Atmosfera między nimi sympatyczna, wręcz przyjacielska. Ani śladu dawnych pretensji...
We wrześniu gazeta "Na żywo" pisała o tym, że Zofia i Joanna mocno się poróżniły. Poszło o spektakl, w którym razem występują i który po trzech latach miał zejść z afisza z powodu ciąży Moro. To właśnie stało się przyczyną nieporozumienia między Joanną a Zosią, która była rozżalona, że przez ciążę koleżanki ona i jej mama stracą pracę.
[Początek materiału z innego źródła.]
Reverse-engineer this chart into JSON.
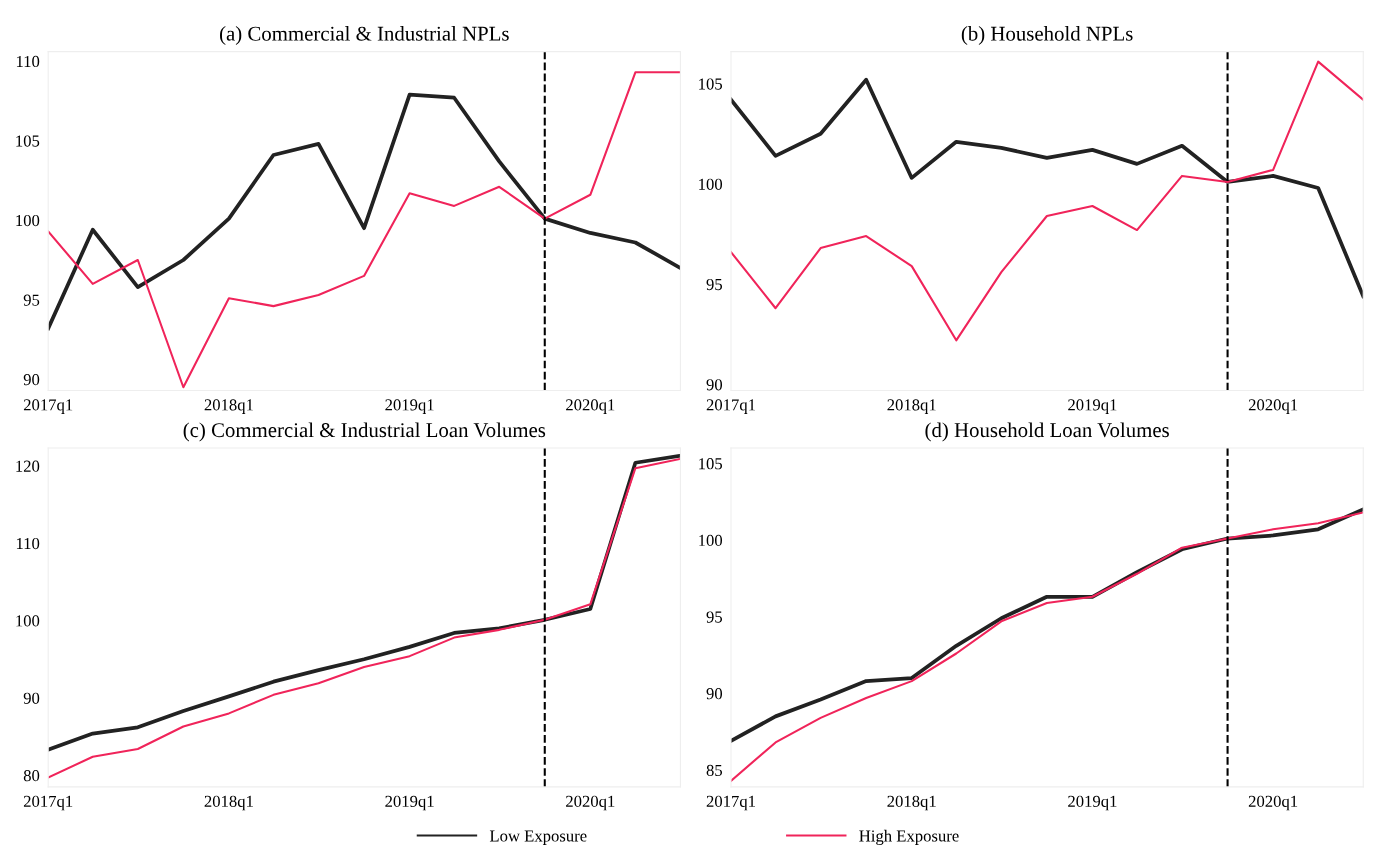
{
  "chart_data": [
    {
      "type": "line",
      "title": "(a) Commercial & Industrial NPLs",
      "x": [
        "2017-01",
        "2017-04",
        "2017-07",
        "2017-10",
        "2018-01",
        "2018-04",
        "2018-07",
        "2018-10",
        "2019-01",
        "2019-04",
        "2019-07",
        "2019-10",
        "2020-01",
        "2020-04",
        "2020-07"
      ],
      "xlim": [
        "2017-01",
        "2020-07"
      ],
      "xticks": [
        {
          "value": "2017-01",
          "label": "2017q1"
        },
        {
          "value": "2018-01",
          "label": "2018q1"
        },
        {
          "value": "2019-01",
          "label": "2019q1"
        },
        {
          "value": "2020-01",
          "label": "2020q1"
        }
      ],
      "ylim": [
        89.3,
        110.6
      ],
      "yticks": [
        90,
        95,
        100,
        105,
        110
      ],
      "legend": "bottom",
      "ref_lines": [
        {
          "axis": "x",
          "value": "2019-10",
          "color": "#000000",
          "line_style": "dashed"
        }
      ],
      "series": [
        {
          "name": "Low Exposure",
          "color": "#222222",
          "values": [
            93.2,
            99.4,
            95.8,
            97.5,
            100.1,
            104.1,
            104.8,
            99.5,
            107.9,
            107.7,
            103.7,
            100.1,
            99.2,
            98.6,
            97.0
          ]
        },
        {
          "name": "High Exposure",
          "color": "#f0245a",
          "values": [
            99.3,
            96.0,
            97.5,
            89.5,
            95.1,
            94.6,
            95.3,
            96.5,
            101.7,
            100.9,
            102.1,
            100.1,
            101.6,
            109.3,
            109.3
          ]
        }
      ]
    },
    {
      "type": "line",
      "title": "(b) Household NPLs",
      "x": [
        "2017-01",
        "2017-04",
        "2017-07",
        "2017-10",
        "2018-01",
        "2018-04",
        "2018-07",
        "2018-10",
        "2019-01",
        "2019-04",
        "2019-07",
        "2019-10",
        "2020-01",
        "2020-04",
        "2020-07"
      ],
      "xlim": [
        "2017-01",
        "2020-07"
      ],
      "xticks": [
        {
          "value": "2017-01",
          "label": "2017q1"
        },
        {
          "value": "2018-01",
          "label": "2018q1"
        },
        {
          "value": "2019-01",
          "label": "2019q1"
        },
        {
          "value": "2020-01",
          "label": "2020q1"
        }
      ],
      "ylim": [
        89.7,
        106.6
      ],
      "yticks": [
        90,
        95,
        100,
        105
      ],
      "legend": "bottom",
      "ref_lines": [
        {
          "axis": "x",
          "value": "2019-10",
          "color": "#000000",
          "line_style": "dashed"
        }
      ],
      "series": [
        {
          "name": "Low Exposure",
          "color": "#222222",
          "values": [
            104.2,
            101.4,
            102.5,
            105.2,
            100.3,
            102.1,
            101.8,
            101.3,
            101.7,
            101.0,
            101.9,
            100.1,
            100.4,
            99.8,
            94.4
          ]
        },
        {
          "name": "High Exposure",
          "color": "#f0245a",
          "values": [
            96.6,
            93.8,
            96.8,
            97.4,
            95.9,
            92.2,
            95.6,
            98.4,
            98.9,
            97.7,
            100.4,
            100.1,
            100.7,
            106.1,
            104.2
          ]
        }
      ]
    },
    {
      "type": "line",
      "title": "(c) Commercial & Industrial Loan Volumes",
      "x": [
        "2017-01",
        "2017-04",
        "2017-07",
        "2017-10",
        "2018-01",
        "2018-04",
        "2018-07",
        "2018-10",
        "2019-01",
        "2019-04",
        "2019-07",
        "2019-10",
        "2020-01",
        "2020-04",
        "2020-07"
      ],
      "xlim": [
        "2017-01",
        "2020-07"
      ],
      "xticks": [
        {
          "value": "2017-01",
          "label": "2017q1"
        },
        {
          "value": "2018-01",
          "label": "2018q1"
        },
        {
          "value": "2019-01",
          "label": "2019q1"
        },
        {
          "value": "2020-01",
          "label": "2020q1"
        }
      ],
      "ylim": [
        78.5,
        122.3
      ],
      "yticks": [
        80,
        90,
        100,
        110,
        120
      ],
      "legend": "bottom",
      "ref_lines": [
        {
          "axis": "x",
          "value": "2019-10",
          "color": "#000000",
          "line_style": "dashed"
        }
      ],
      "series": [
        {
          "name": "Low Exposure",
          "color": "#222222",
          "values": [
            83.3,
            85.4,
            86.2,
            88.3,
            90.2,
            92.1,
            93.6,
            95.0,
            96.6,
            98.4,
            99.0,
            100.1,
            101.5,
            120.4,
            121.3
          ]
        },
        {
          "name": "High Exposure",
          "color": "#f0245a",
          "values": [
            79.7,
            82.4,
            83.4,
            86.3,
            88.0,
            90.4,
            91.9,
            94.0,
            95.4,
            97.8,
            98.8,
            100.1,
            102.1,
            119.7,
            120.9
          ]
        }
      ]
    },
    {
      "type": "line",
      "title": "(d) Household Loan Volumes",
      "x": [
        "2017-01",
        "2017-04",
        "2017-07",
        "2017-10",
        "2018-01",
        "2018-04",
        "2018-07",
        "2018-10",
        "2019-01",
        "2019-04",
        "2019-07",
        "2019-10",
        "2020-01",
        "2020-04",
        "2020-07"
      ],
      "xlim": [
        "2017-01",
        "2020-07"
      ],
      "xticks": [
        {
          "value": "2017-01",
          "label": "2017q1"
        },
        {
          "value": "2018-01",
          "label": "2018q1"
        },
        {
          "value": "2019-01",
          "label": "2019q1"
        },
        {
          "value": "2020-01",
          "label": "2020q1"
        }
      ],
      "ylim": [
        83.9,
        106.0
      ],
      "yticks": [
        85,
        90,
        95,
        100,
        105
      ],
      "legend": "bottom",
      "ref_lines": [
        {
          "axis": "x",
          "value": "2019-10",
          "color": "#000000",
          "line_style": "dashed"
        }
      ],
      "series": [
        {
          "name": "Low Exposure",
          "color": "#222222",
          "values": [
            86.9,
            88.5,
            89.6,
            90.8,
            91.0,
            93.1,
            94.9,
            96.3,
            96.3,
            97.9,
            99.4,
            100.1,
            100.3,
            100.7,
            102.0
          ]
        },
        {
          "name": "High Exposure",
          "color": "#f0245a",
          "values": [
            84.3,
            86.8,
            88.4,
            89.7,
            90.8,
            92.6,
            94.7,
            95.9,
            96.3,
            97.8,
            99.5,
            100.1,
            100.7,
            101.1,
            101.8
          ]
        }
      ]
    }
  ]
}
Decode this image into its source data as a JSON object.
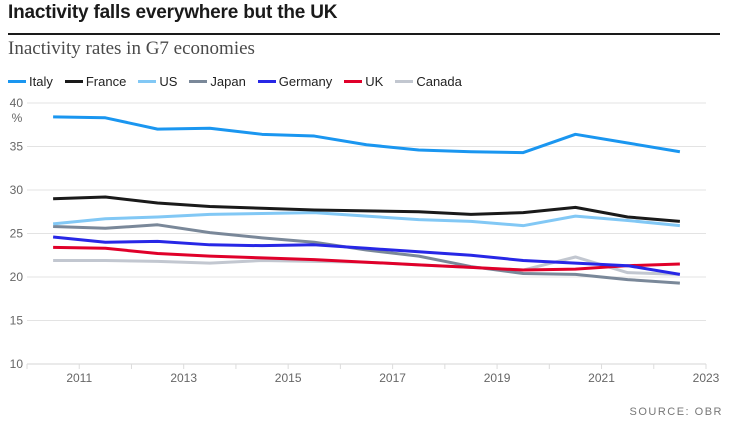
{
  "chart_data": {
    "type": "line",
    "title": "Inactivity falls everywhere but the UK",
    "subtitle": "Inactivity rates in G7 economies",
    "ylabel": "%",
    "xlabel": "",
    "ylim": [
      10,
      40
    ],
    "yticks": [
      10,
      15,
      20,
      25,
      30,
      35,
      40
    ],
    "xlim": [
      2010,
      2023
    ],
    "xticks": [
      2010,
      2011,
      2012,
      2013,
      2014,
      2015,
      2016,
      2017,
      2018,
      2019,
      2020,
      2021,
      2022,
      2023
    ],
    "xtick_labels": [
      "2011",
      "2013",
      "2015",
      "2017",
      "2019",
      "2021",
      "2023"
    ],
    "xtick_label_values": [
      2011,
      2013,
      2015,
      2017,
      2019,
      2021,
      2023
    ],
    "grid": true,
    "legend_position": "top-left",
    "x": [
      2010.5,
      2011.5,
      2012.5,
      2013.5,
      2014.5,
      2015.5,
      2016.5,
      2017.5,
      2018.5,
      2019.5,
      2020.5,
      2021.5,
      2022.5
    ],
    "series": [
      {
        "name": "Italy",
        "color": "#1a96f0",
        "values": [
          38.4,
          38.3,
          37.0,
          37.1,
          36.4,
          36.2,
          35.2,
          34.6,
          34.4,
          34.3,
          36.4,
          35.4,
          34.4
        ]
      },
      {
        "name": "France",
        "color": "#1a1a1a",
        "values": [
          29.0,
          29.2,
          28.5,
          28.1,
          27.9,
          27.7,
          27.6,
          27.5,
          27.2,
          27.4,
          28.0,
          26.9,
          26.4
        ]
      },
      {
        "name": "US",
        "color": "#82c8f5",
        "values": [
          26.1,
          26.7,
          26.9,
          27.2,
          27.3,
          27.4,
          27.0,
          26.6,
          26.4,
          25.9,
          27.0,
          26.5,
          25.9
        ]
      },
      {
        "name": "Japan",
        "color": "#7a8899",
        "values": [
          25.8,
          25.6,
          26.0,
          25.1,
          24.5,
          24.0,
          23.1,
          22.4,
          21.2,
          20.4,
          20.3,
          19.7,
          19.3
        ]
      },
      {
        "name": "Germany",
        "color": "#2727e6",
        "values": [
          24.6,
          24.0,
          24.1,
          23.7,
          23.6,
          23.7,
          23.3,
          22.9,
          22.5,
          21.9,
          21.6,
          21.3,
          20.3
        ]
      },
      {
        "name": "UK",
        "color": "#e0002a",
        "values": [
          23.4,
          23.3,
          22.7,
          22.4,
          22.2,
          22.0,
          21.7,
          21.4,
          21.1,
          20.8,
          20.9,
          21.3,
          21.5
        ]
      },
      {
        "name": "Canada",
        "color": "#c2c7d0",
        "values": [
          21.9,
          21.9,
          21.8,
          21.6,
          21.9,
          21.8,
          21.7,
          21.4,
          21.1,
          20.8,
          22.3,
          20.5,
          20.3
        ]
      }
    ],
    "source": "SOURCE: OBR"
  }
}
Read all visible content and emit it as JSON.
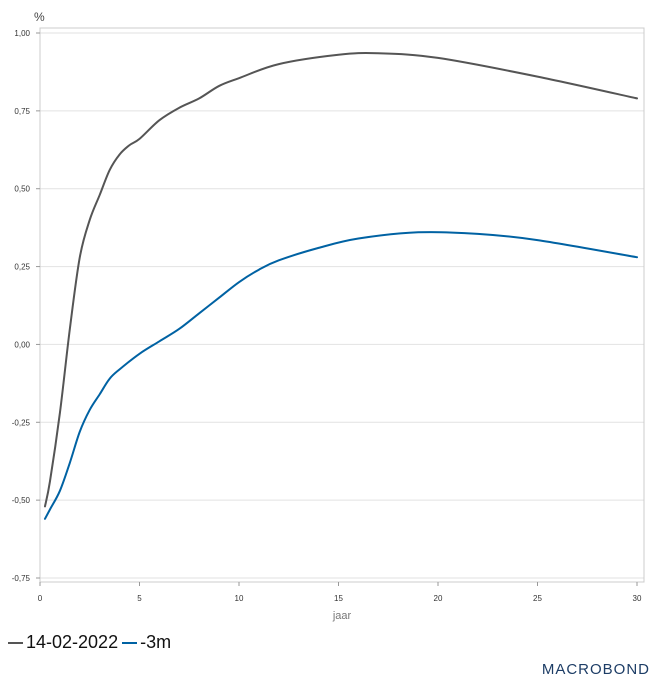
{
  "chart_data": {
    "type": "line",
    "unit_label": "%",
    "xlabel": "jaar",
    "xlim": [
      0,
      30
    ],
    "ylim": [
      -0.75,
      1.0
    ],
    "x_ticks": [
      0,
      5,
      10,
      15,
      20,
      25,
      30
    ],
    "x_tick_labels": [
      "0",
      "5",
      "10",
      "15",
      "20",
      "25",
      "30"
    ],
    "y_ticks": [
      -0.75,
      -0.5,
      -0.25,
      0,
      0.25,
      0.5,
      0.75,
      1.0
    ],
    "y_tick_labels": [
      "-0,75",
      "-0,50",
      "-0,25",
      "0,00",
      "0,25",
      "0,50",
      "0,75",
      "1,00"
    ],
    "grid": true,
    "legend_position": "bottom-left",
    "series": [
      {
        "name": "14-02-2022",
        "color": "#555555",
        "x": [
          0.25,
          0.5,
          1,
          1.5,
          2,
          2.5,
          3,
          3.5,
          4,
          4.5,
          5,
          6,
          7,
          8,
          9,
          10,
          12,
          15,
          17,
          20,
          25,
          30
        ],
        "values": [
          -0.52,
          -0.44,
          -0.22,
          0.05,
          0.28,
          0.4,
          0.48,
          0.56,
          0.61,
          0.64,
          0.66,
          0.72,
          0.76,
          0.79,
          0.83,
          0.855,
          0.9,
          0.93,
          0.935,
          0.92,
          0.86,
          0.79
        ]
      },
      {
        "name": "-3m",
        "color": "#0062a3",
        "x": [
          0.25,
          0.5,
          1,
          1.5,
          2,
          2.5,
          3,
          3.5,
          4,
          5,
          6,
          7,
          8,
          9,
          10,
          11,
          12,
          14,
          16,
          19,
          22,
          25,
          30
        ],
        "values": [
          -0.56,
          -0.53,
          -0.47,
          -0.38,
          -0.28,
          -0.21,
          -0.16,
          -0.11,
          -0.08,
          -0.03,
          0.01,
          0.05,
          0.1,
          0.15,
          0.2,
          0.24,
          0.27,
          0.31,
          0.34,
          0.36,
          0.355,
          0.335,
          0.28
        ]
      }
    ]
  },
  "legend": {
    "items": [
      "14-02-2022",
      "-3m"
    ]
  },
  "branding": {
    "logo_text": "MACROBOND"
  }
}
"Bardzo serdecznie was zapraszam. Niestety, jest możliwość, że będziemy grać po raz ostatni, bo ta pani zaciążyła. Także tak to" - wyznała ironicznie jakiś czas temu Zosia na opublikowanym w sieci filmiku.
Najwyraźniej te przykre słowa poszły w zapomnienie i aktorkom udało się zakopać wojenny topór.
"Wyglądały jak przyjaciółki, które dawno się nie widziały i teraz mają sobie wiele do powiedzenia. Maria dzieliła się z Joasią, jak to jest być mamą córek, a ona zrewanżowała się jej opowieściami o synach. Zdradziła, że chłopcy rosną i nie chcą już, by ich przytulać i całować, dlatego z utęsknieniem czeka na narodziny upragnionej córeczki, która ma pojawić się na świecie w styczniu" - mówi informator "Na żywo".
Teraz, gdy się pojednały, okazji do wspólnych spotkań na pewno im nie zabraknie.